The Trump administration has frowned on mask-wearing and Milley, for one, has been repeatedly photographed maskless at indoor gatherings of top administration officials, including a Sept. 11 Medal of Honor ceremony at the White House.

“Why are senior military leaders going to WH receptions where no one is wearing a mask during a pandemic” Speier tweeted. “Why is the White House telling the Pentagon not to disclose positive tests in senior leaders while they downplay the severity of the virus and refuse to take preventive steps?”

James Clapper, a former director of national intelligence, told an audience at The Washington Post on Tuesday that Trump’s illness and the self-isolation of most of the military chiefs puts U.S. security in peril.

“This is an ideal time for foreign intelligence to confuse us,” Clapper said. “The Joint Chiefs are in quarantine.”

Clapper also said that Trump}s health is “a high priority collection” topic for foreign intelligence services.
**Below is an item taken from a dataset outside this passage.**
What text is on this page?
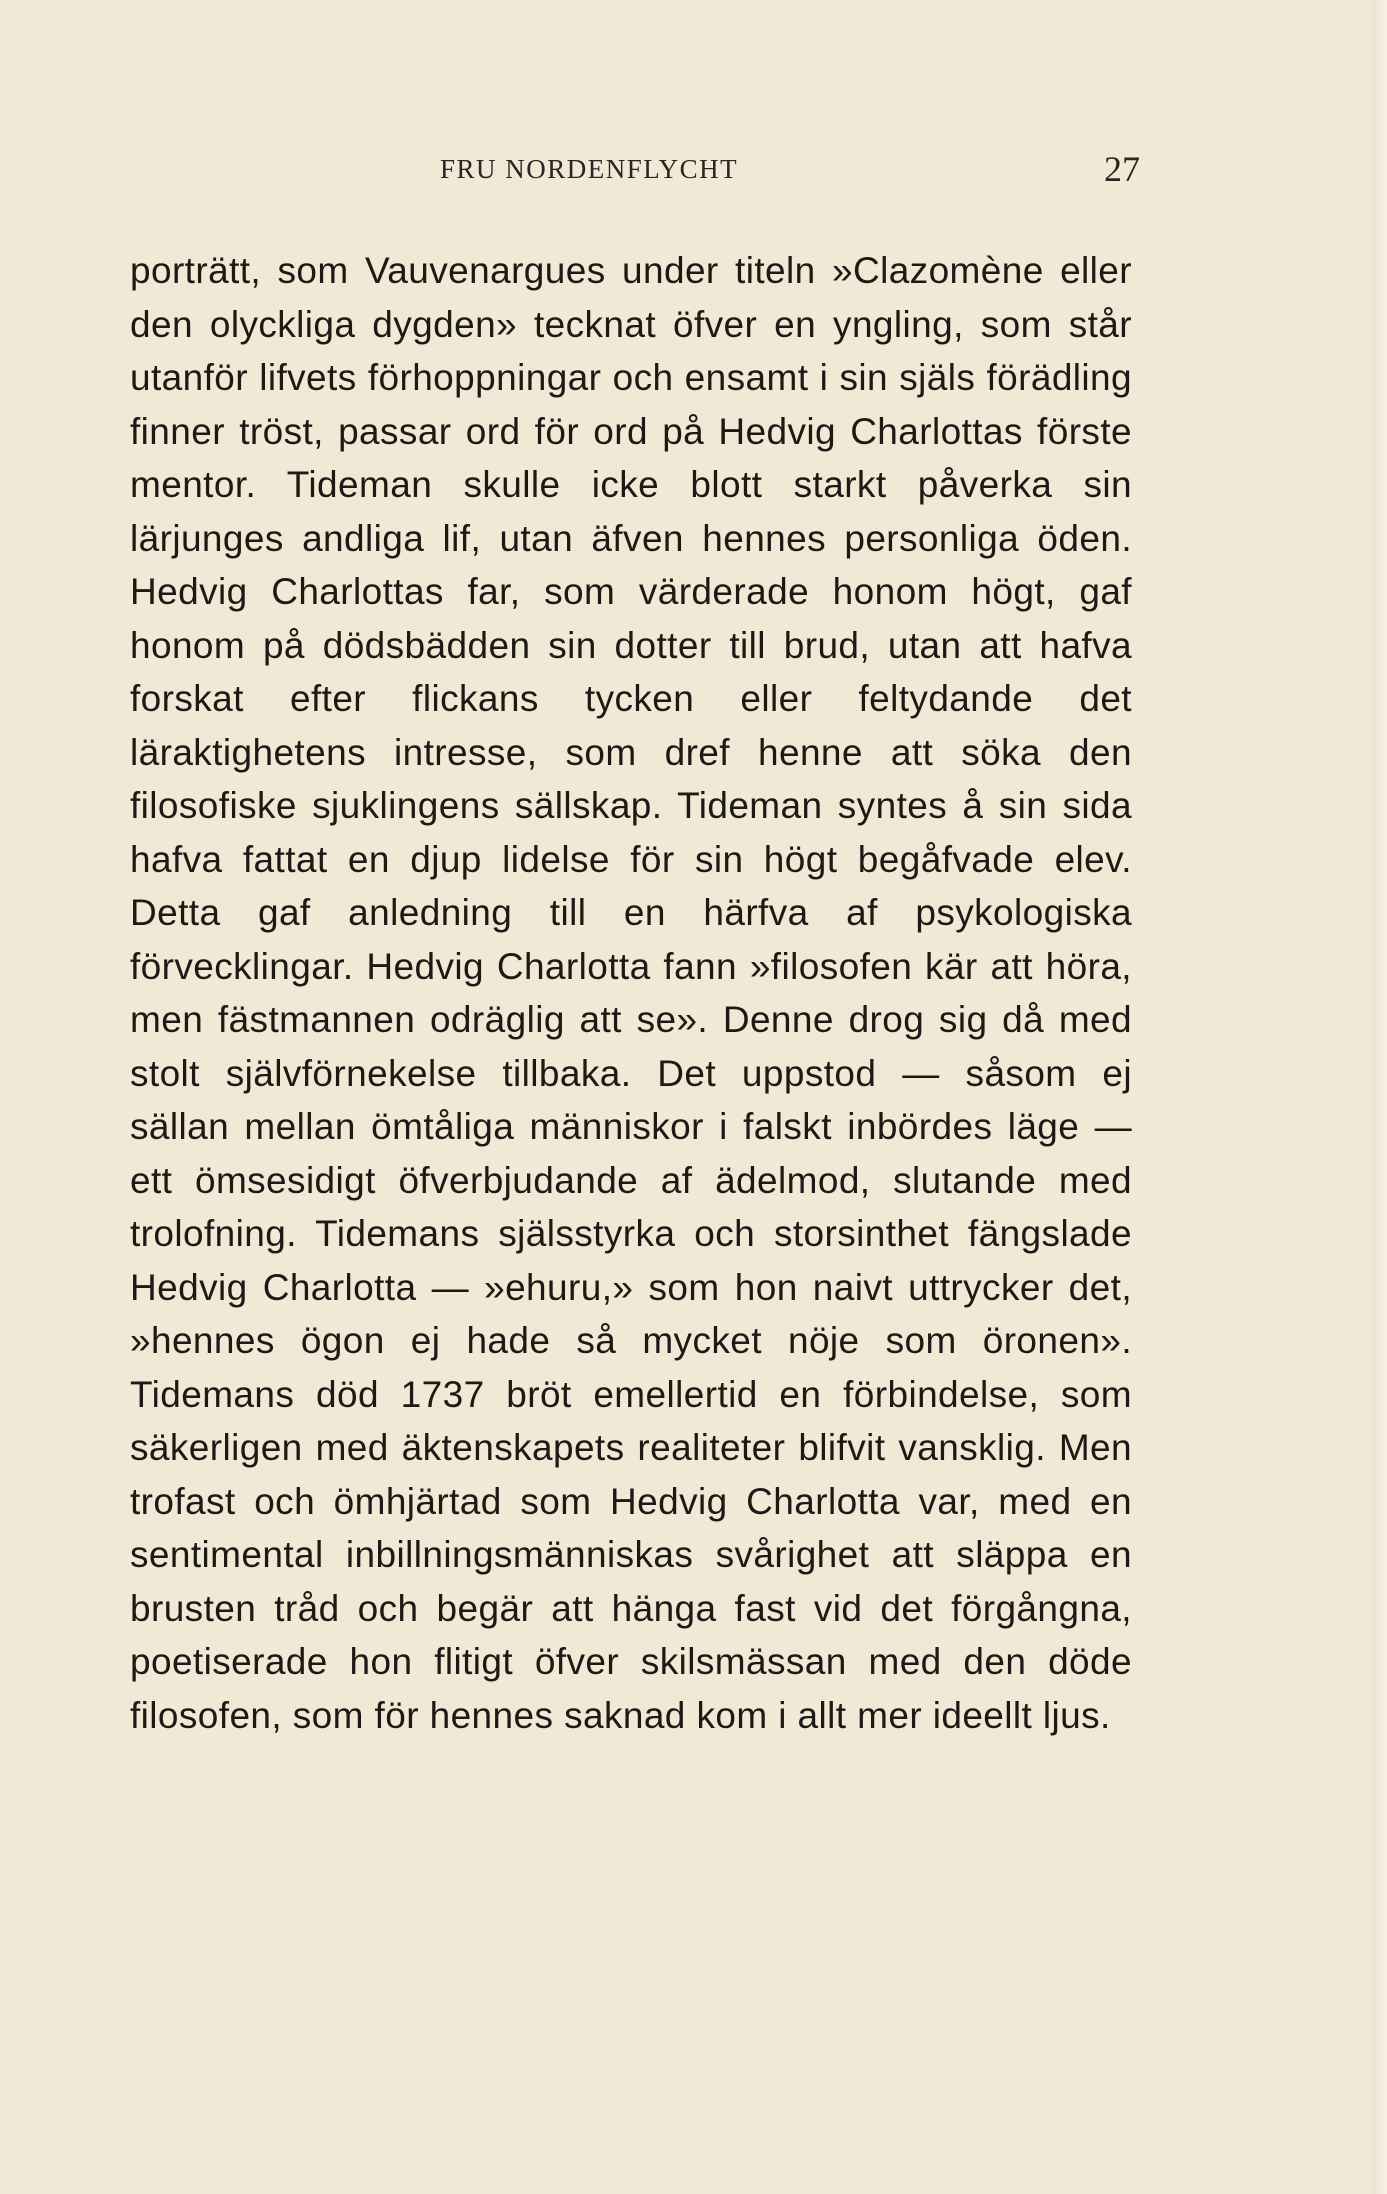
FRU NORDENFLYCHT	27

porträtt, som Vauvenargues under titeln »Clazomène eller den olyckliga dygden» tecknat öfver en yngling, som står utanför lifvets förhoppningar och ensamt i sin själs förädling finner tröst, passar ord för ord på Hedvig Charlottas förste mentor. Tideman skulle icke blott starkt påverka sin lärjunges andliga lif, utan äfven hennes personliga öden. Hedvig Charlottas far, som värderade honom högt, gaf honom på dödsbädden sin dotter till brud, utan att hafva forskat efter flickans tycken eller feltydande det läraktighetens intresse, som dref henne att söka den filosofiske sjuklingens sällskap. Tideman syntes å sin sida hafva fattat en djup lidelse för sin högt begåfvade elev. Detta gaf anledning till en härfva af psykologiska förvecklingar. Hedvig Charlotta fann »filosofen kär att höra, men fästmannen odräglig att se». Denne drog sig då med stolt självförnekelse tillbaka. Det uppstod — såsom ej sällan mellan ömtåliga människor i falskt inbördes läge — ett ömsesidigt öfverbjudande af ädelmod, slutande med trolofning. Tidemans själsstyrka och storsinthet fängslade Hedvig Charlotta — »ehuru,» som hon naivt uttrycker det, »hennes ögon ej hade så mycket nöje som öronen». Tidemans död 1737 bröt emellertid en förbindelse, som säkerligen med äktenskapets realiteter blifvit vansklig. Men trofast och ömhjärtad som Hedvig Charlotta var, med en sentimental inbillningsmänniskas svårighet att släppa en brusten tråd och begär att hänga fast vid det förgångna, poetiserade hon flitigt öfver skilsmässan med den döde filosofen, som för hennes saknad kom i allt mer ideellt ljus.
This is a “vulnerable time,” and an opportunity for adversaries, “while we are not looking, to further sow seeds of disinformation, casting doubt, discord, and distrust in our country,” he added.

Gathering of four-stars

According to NBC News, in addition to Milley, the other quarantining chiefs are: Vice Chairman Gen. John Hyten, Gen. John Raymond of the Space Force, Gen. Charles Q. Brown of the Air Force, Army Chief of Staff Gen. James McConville, Chief of Naval Operations Adm. Mike Gilday and National Guard Chief Gen. Daniel Hokanson.

Director of the National Security Agency Gen. Paul Nakasone is not a member of the Joint Chiefs, but he was also in the meeting and is in self-quarantine, NBC News reported.

The only member of the Joint Chiefs who is not in quarantine, Marine Corps Commandant Gen. David Berger, did not attend the meeting.

However, assistant Commandant of the Marine Corps Gen. Gary Thomas attended in Berger’s place and is self-isolating, NBC News disclosed. 

Hoffman said in a statement that the department has been following federal guidelines for protecting its workforce. 

“There is no change to the operational readiness or mission capability of the U.S. Armed Forces,” Hoffman said. “Senior military leaders are able to remain fully mission capable and perform their duties from an alternative work location.”

Gopal Ratnam contributed to this report.